While Smio Satou trained in the classical Danish hand made pipe tradition, he has very much charted his own path as a pipe maker over the past couple of decades. He went, with Fukuda, who still makes Tsuge Ikebana pipes, to Denmark on two occasions in the 1970s and worked at Tsuge in the 1970s and 1980s, but in the late 1990s, he started doing something no one else did, or indeed does, with pipes. He combined modern Danish-style pipe making methods with traditional urushi Japanese lacquer-work.
Urushi lacquering, traditionally used to create a beautiful, durable finish for dinnerware and household goods, has been done in Japan since at least the eighth century AD. Partly because achieving the right sort of hard high gloss finish is a painstaking process and partly because, before it dries, the wet urushi can cause serious skin irritation akin to that of poison ivy, its practice is limited to experienced skilled craftsmen, making the work both rare and expensive. Traditionally, for household goods, colored lacquers are used in two or three thin coats, sometimes followed by a clear coat, depending on the look desired.

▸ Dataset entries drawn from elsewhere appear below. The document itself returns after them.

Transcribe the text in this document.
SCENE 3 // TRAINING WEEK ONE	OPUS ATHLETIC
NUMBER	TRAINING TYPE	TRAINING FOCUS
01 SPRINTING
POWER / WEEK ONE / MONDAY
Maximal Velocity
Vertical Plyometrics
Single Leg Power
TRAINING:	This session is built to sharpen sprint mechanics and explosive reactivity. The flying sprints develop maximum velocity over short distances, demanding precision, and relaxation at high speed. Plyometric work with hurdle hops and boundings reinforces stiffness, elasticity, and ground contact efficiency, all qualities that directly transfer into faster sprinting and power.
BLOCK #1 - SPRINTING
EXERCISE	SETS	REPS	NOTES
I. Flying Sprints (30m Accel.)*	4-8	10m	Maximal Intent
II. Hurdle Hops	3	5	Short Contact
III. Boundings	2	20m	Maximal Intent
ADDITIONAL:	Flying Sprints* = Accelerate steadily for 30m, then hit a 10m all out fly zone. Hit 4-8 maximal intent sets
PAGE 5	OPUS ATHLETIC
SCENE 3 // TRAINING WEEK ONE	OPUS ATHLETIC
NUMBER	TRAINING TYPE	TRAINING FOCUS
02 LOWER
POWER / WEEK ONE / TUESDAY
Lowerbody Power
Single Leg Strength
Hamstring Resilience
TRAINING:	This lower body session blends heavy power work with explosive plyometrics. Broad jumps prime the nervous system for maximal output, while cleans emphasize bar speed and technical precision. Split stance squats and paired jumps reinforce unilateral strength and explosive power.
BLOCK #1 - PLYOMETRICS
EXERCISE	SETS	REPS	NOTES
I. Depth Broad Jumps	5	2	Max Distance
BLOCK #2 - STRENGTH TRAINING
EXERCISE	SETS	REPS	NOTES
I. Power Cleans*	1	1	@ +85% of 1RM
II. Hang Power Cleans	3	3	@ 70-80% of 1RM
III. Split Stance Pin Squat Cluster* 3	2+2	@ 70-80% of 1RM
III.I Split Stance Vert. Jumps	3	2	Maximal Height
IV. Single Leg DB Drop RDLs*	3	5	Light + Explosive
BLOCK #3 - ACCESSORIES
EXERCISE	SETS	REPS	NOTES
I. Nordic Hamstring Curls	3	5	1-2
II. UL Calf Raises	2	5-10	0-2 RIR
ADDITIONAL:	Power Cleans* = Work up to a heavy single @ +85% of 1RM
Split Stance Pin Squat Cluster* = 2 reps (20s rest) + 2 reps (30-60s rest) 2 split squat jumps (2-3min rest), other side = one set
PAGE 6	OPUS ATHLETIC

Satou, however, uses ten coats to achieve his finish. Each coat requires a two day period of curing in a humid cabinet (kept at 70-75% humidity and 25°C, or around 78°F), followed by time at room temperature and lower humidity to settle. Accordingly, from start to finish, it takes Satou about a month to make a pipe. Of course, he works in batches, so he isn't just making a pipe a month, but the amount of time and the number of processes required for each pipe is staggering, and does limit his production to between thirty and fifty pipes per year over the past ten years. Indeed, perhaps only one of those years saw close to fifty pipes.
The resulting finish is magnificent, however. It will never need to be buffed (indeed, it should never be buffed), and it will gain luster with handling and use. Japanese craftsmen have used urushi for a millennium on household goods because it creates an incredibly durable protective coating around the object. In the hands of Smio Satou, the resulting finish is as beautiful as it is unique.




















Comments
Japanese lacquer really excels in gold inlays comparable to Korean lacquer which masters mother of pearls rather than gold. Interesting. I've seen Dunhill and other artisans do maki-e technique on briars. I hope to see mother-of-pearls or "najeon" as Korean would call it, lacquered onto pipe, if that's possible.